Она выпрямилась и, поморгав, посмотрела на Грегоровиуса, который выглядел каким-то жалким и неряшливым. Кто-то протянул ей чашку.
(-137)
— Мне не хочется говорить о нем, только чтобы о чем-то говорить, — сказала Мага.
— Ну ладно, — сказал Грегоровиус. — Я же только спросил.
— Я могу поговорить о чем-нибудь другом, если вам просто хочется меня слушать.
— Не сердитесь.
— Орасио как сладкая гуайава,[168] — сказала Мага.
— Как это понять «сладкая гуайава»?
— Орасио — это все равно что стакан воды в несчастье.
— А-а, — сказал Грегоровиус.
— Ему бы родиться в то время, о котором мадам Леони рассказывает, когда немножко выпьет.

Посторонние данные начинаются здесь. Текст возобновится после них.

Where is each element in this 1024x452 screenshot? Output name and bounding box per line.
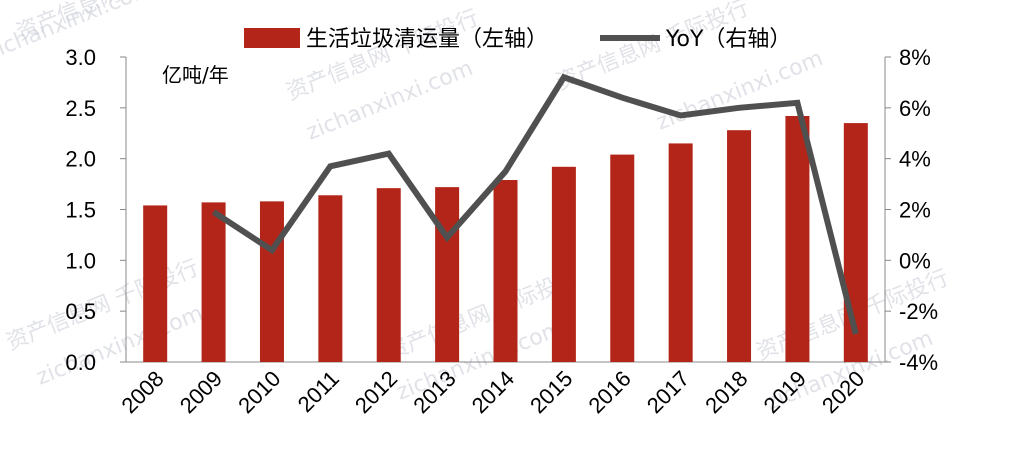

Когда все были не такие нервные, как сейчас, когда трамваи везли лошади, а войны велись на полях сражений. Тогда не было таблеток от бессонницы, мадам Леони говорит.
— Прекрасный золотой век, — сказал Грегоровиус. — В Одессе мне тоже рассказывали о тех временах. Моя мать, с распущенными волосами она выглядела так романтично… На балконах выращивали ананасы, ночным горшком не пользовались, это было что-то из ряда вон. Но я как-то не вижу Орасио в эти прекрасные времена.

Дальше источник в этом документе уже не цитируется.